Usually I resist buying Big Box Sets.  I never did much with my 9-CD box of Stax music, for instance.  The Mar-Keys are good but rarely my first choice in the morning.  Otis Redding I already knew.

But surely nominal values should not matter (…tell that to those guys are arguing whether Pluto should be a "planet," a "pluton," or a mid-sized boulder.)  Why is buying a Big Box Set different from buying a bunch of individual CDs over time?

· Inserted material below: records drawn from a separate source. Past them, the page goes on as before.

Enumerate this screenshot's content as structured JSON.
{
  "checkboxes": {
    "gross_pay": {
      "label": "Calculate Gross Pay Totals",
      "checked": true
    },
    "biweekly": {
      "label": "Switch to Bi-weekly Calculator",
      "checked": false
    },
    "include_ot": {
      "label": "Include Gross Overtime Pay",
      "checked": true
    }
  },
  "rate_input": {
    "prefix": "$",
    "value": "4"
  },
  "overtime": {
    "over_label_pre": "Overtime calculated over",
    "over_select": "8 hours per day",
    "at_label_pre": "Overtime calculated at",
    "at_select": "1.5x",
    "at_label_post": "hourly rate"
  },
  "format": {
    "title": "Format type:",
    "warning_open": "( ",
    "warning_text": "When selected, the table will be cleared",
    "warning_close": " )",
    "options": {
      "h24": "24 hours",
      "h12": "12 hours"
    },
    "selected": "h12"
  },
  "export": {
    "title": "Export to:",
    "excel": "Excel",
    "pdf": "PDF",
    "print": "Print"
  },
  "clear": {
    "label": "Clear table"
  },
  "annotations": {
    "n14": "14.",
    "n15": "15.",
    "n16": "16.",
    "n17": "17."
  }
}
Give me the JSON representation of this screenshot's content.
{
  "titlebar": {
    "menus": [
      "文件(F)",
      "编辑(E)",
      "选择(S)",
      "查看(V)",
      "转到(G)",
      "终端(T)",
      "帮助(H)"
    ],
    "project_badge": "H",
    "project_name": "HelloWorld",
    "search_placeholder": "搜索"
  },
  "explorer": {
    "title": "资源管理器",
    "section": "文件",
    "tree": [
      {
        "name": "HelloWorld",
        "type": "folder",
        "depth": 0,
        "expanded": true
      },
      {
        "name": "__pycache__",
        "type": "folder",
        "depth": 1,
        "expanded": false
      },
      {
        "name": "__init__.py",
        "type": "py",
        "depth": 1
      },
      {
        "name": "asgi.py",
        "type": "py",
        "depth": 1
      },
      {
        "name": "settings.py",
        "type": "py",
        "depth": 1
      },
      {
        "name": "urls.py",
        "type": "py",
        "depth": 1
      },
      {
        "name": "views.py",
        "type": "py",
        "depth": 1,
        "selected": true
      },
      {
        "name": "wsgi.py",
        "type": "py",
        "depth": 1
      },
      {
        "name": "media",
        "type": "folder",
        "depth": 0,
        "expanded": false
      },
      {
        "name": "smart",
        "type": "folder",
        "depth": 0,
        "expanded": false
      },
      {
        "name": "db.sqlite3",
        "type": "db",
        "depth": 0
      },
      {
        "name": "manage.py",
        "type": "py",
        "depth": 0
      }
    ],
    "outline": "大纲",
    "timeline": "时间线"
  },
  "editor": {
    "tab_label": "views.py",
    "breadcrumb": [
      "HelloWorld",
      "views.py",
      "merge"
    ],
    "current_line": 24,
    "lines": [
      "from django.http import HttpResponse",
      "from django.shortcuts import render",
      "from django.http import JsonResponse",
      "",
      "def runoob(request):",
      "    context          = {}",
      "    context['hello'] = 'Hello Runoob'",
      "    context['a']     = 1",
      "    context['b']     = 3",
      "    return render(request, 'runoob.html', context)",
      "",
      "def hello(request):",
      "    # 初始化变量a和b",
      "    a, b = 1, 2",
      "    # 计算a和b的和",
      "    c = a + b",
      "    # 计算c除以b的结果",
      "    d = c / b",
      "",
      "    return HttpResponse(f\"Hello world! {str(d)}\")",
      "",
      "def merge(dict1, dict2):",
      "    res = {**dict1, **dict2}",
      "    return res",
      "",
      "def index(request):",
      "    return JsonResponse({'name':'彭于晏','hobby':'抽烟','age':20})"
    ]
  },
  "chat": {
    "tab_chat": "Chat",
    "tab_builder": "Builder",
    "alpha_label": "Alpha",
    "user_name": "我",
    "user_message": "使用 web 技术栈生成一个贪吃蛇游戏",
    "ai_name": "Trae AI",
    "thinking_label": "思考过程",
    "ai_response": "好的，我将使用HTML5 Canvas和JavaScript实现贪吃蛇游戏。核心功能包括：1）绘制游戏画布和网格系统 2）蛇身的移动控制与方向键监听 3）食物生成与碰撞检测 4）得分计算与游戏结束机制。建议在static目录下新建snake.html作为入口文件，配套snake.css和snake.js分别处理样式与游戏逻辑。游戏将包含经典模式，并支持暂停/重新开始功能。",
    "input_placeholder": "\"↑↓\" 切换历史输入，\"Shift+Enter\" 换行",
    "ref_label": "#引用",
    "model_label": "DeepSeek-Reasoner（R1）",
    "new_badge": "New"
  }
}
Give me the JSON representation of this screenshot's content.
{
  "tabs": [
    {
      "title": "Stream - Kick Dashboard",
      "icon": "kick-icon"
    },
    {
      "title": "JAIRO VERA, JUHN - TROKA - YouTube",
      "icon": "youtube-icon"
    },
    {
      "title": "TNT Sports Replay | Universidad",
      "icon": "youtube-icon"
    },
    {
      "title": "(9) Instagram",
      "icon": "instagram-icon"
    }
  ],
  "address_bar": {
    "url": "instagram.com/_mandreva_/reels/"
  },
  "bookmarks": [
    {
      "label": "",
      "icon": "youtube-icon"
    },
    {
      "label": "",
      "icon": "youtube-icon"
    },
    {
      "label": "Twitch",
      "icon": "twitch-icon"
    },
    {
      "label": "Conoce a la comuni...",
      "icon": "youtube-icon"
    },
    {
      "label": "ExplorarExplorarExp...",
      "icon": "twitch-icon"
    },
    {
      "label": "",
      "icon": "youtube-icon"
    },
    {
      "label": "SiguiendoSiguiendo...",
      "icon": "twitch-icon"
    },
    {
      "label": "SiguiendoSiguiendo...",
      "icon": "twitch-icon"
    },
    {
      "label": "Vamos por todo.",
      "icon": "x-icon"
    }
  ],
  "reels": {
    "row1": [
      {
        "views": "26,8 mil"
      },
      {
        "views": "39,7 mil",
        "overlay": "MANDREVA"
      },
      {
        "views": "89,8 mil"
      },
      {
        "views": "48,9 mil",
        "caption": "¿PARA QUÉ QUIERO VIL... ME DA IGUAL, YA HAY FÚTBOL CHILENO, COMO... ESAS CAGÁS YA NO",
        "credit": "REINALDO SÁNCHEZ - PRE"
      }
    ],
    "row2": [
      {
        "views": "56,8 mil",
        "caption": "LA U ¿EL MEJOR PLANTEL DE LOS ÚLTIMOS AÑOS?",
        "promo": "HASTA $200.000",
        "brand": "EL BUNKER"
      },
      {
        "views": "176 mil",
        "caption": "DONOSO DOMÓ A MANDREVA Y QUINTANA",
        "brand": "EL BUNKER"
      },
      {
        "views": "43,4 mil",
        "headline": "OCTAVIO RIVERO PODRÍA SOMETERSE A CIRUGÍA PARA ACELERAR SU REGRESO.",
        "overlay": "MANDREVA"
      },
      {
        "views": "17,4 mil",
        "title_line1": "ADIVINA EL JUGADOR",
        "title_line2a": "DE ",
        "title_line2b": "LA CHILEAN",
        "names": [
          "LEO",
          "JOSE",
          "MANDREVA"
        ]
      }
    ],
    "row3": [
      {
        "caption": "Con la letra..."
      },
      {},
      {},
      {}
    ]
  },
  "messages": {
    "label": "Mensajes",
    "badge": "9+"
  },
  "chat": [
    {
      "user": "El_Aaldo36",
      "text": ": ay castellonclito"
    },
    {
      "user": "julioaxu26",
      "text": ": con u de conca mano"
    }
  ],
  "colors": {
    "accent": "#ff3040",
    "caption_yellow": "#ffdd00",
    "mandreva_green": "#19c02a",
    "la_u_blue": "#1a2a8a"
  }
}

There is a neuroeconomics critique of Big Box Sets.  So much of the pleasure of a purchase lies in the anticipation of the buy rather than the having.  The anticipatory pleasure of a Big Box Set, no matter how large, is not so much greater than the anticipatory pleasure from a single CD.  Yet once you own a large box it sits around.  You can’t listen to the CDs all at once.  They start to feel "stale," and then you go out and want that anticipatory fix again.  Bryan Caplan aside, the anticipatory pleasure of "listening to the seventh CD in the box" is somehow not the same.  So you buy some more CDs.  The Big Box Set sits dormant.

If it is a really big box, you can’t even look forward to the pleasure of "finishing it off," and consigning it to the basement where probably it belongs. 

I have just bought Miles Davis’s 20-CD box "Live at Montreaux", used I might add.  These CDs override all of the strictures against Big Box Sets.

This is fortunate because in my future lies the eight-CD Miles Davis Live at the Plugged Nickel and the 6-CD Miles Davis and Gil Evans.

The Music of Islam is another worthwhile 20-CD set.  And I would like to buy a 20-CD box of Fela Kuti, if they put one out.